Innanzitutto tentare la tregua

Israele non ha nulla da perdere aderendo all’iniziativa egiziana

Da un articolo di Ari Shavit

image_2159Perché una tregua? La risposta del ministro della difesa israeliano Ehud Barak non è semplice, ma è netta. Quando guarda alla realtà del Medio Oriente dalla finestra di casa sua, in un grattacielo di Tel Aviv, a Barak appare chiaro che la situazione al confine con la striscia di Gaza richiede una decisione: o un accordo o un’operazione militare. Probabilmente alla fine non ci sarà modo di evitare un’operazione militare.
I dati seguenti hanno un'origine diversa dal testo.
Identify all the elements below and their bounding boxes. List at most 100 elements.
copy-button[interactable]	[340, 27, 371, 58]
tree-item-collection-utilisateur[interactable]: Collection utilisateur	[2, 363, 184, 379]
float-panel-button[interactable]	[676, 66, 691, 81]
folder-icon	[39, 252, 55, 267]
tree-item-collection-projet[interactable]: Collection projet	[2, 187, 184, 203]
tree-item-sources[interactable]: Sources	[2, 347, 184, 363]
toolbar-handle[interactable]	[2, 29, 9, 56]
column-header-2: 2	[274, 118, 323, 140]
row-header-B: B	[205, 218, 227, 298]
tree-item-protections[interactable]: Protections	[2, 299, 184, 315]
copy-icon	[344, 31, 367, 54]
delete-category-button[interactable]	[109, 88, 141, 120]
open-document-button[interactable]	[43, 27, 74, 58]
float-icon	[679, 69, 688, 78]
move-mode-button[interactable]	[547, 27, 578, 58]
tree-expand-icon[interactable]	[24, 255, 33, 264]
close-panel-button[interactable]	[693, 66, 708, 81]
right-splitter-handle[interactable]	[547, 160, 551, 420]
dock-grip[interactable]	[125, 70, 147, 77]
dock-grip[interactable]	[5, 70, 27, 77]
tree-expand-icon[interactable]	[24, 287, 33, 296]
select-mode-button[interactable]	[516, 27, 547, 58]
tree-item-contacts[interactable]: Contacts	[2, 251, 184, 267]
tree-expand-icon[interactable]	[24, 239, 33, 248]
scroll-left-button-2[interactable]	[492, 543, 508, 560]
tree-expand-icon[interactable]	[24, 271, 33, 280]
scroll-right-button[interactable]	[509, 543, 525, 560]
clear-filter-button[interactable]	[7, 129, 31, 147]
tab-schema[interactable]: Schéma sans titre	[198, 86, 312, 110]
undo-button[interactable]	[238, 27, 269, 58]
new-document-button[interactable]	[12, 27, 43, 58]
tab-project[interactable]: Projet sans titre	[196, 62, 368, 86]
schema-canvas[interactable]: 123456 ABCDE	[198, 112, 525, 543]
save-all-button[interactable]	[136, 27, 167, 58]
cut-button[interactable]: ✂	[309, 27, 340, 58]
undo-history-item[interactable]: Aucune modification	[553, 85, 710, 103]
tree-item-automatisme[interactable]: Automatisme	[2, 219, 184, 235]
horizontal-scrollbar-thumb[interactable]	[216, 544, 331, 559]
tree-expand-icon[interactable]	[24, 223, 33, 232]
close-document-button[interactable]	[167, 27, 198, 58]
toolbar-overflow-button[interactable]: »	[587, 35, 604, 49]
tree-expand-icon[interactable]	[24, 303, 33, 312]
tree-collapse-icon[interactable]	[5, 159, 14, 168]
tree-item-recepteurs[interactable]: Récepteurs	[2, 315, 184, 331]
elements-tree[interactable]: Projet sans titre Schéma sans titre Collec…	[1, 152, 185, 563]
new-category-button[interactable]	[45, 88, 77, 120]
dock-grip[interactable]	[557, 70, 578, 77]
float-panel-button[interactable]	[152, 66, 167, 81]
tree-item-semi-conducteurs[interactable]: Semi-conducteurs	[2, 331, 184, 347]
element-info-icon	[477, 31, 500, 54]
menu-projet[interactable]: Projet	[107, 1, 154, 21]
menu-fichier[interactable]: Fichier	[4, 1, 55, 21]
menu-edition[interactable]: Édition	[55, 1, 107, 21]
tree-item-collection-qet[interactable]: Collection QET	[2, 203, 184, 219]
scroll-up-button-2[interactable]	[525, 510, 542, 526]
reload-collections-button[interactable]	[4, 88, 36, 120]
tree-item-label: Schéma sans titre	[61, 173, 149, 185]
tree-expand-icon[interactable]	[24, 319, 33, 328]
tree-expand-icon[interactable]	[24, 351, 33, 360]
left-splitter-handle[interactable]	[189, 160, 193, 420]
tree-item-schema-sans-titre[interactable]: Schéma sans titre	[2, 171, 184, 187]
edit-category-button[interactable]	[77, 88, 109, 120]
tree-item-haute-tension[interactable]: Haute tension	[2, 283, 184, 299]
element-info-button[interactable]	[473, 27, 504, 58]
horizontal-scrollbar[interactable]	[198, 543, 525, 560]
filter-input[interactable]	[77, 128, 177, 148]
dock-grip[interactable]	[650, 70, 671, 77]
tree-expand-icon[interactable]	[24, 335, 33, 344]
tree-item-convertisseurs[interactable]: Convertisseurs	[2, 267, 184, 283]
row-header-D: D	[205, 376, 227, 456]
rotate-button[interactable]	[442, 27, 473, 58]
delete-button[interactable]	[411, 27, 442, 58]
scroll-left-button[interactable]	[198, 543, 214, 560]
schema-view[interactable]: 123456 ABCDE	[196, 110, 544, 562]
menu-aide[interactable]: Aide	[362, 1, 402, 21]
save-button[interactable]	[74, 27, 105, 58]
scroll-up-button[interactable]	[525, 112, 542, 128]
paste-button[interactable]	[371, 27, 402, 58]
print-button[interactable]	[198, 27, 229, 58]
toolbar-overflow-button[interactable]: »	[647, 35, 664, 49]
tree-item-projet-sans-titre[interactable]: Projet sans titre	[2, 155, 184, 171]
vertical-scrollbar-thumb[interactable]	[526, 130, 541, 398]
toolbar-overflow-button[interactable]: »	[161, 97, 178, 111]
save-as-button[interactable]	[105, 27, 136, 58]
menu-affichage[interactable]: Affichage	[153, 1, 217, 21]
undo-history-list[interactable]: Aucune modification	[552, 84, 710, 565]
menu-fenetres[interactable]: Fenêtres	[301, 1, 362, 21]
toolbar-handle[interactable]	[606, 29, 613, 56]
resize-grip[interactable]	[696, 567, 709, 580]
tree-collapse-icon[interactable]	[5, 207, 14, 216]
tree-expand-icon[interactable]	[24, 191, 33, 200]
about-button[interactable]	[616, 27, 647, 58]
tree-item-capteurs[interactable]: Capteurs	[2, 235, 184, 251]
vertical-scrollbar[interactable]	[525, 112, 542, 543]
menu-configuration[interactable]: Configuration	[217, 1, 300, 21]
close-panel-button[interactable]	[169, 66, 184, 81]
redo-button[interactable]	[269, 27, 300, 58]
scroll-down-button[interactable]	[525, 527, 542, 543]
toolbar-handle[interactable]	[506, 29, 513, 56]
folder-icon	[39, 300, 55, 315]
Israele e Hamas sono in rotta di collisione (come dice la stessa Hamas, la tregua è solo una mossa tattica).
Tuttavia, siccome le ripercussioni di un’operazione militare sarebbero comunque pesanti, è necessario innanzitutto tentare l’altra opzione: affinché ogni singola madre che potrebbe perdere un figlio nei vicoli di Gaza, ogni singolo civile nella zona attorno a Gaza che potrebbe essere colpito dai razzi palestinesi durante i combattimenti con Hamas, lo stesso presidente egiziano Hosni Mubarak – affinché tutti sappiano che Israele non ha scelto l’opzione militare prima di offrire una concreta possibilità all’iniziativa diplomatica sostenuta dagli egiziani.
Sia per considerazioni interne che per considerazioni egiziane, dunque, a Barak appare chiaro che la dirigenza israeliana deve tentare la tregua prima di aprire il fuoco.
Terrà, la tregua? Le probabilità che fra sei mesi vi sia ancora la calma nel sud di Israele sono assai scarse. C’è sempre la possibilità che accada un incidente e che il test fallisca. Ma questa è un’eventualità che viene messa in conto, che sia fra qualche mese o fra qualche settimana. Tuttavia, se anche dovesse accadere, Israele non ha nulla da perdere aderendo all’iniziativa egiziana: non ha riconosciuto Hamas e non ha creato una realtà irreversibile; si è preservato la libertà d’azione anti-terrorismo in Cisgiordania, ha creato un collegamento fra l’apertura dei valichi e la cessazione del traffico di armi ed esplosivi, e si è garantito seri negoziati sulla questione del soldato in ostaggio Gilad Shalit, che probabilmente porteranno il governo a prendere decisioni molto difficili in un futuro assai prossimo.
Barak non ha dubbi: un’analisi seria, obiettiva e approfondita della situazione richiede innanzitutto una tregua. Fosse anche una tregua prima di un’azione.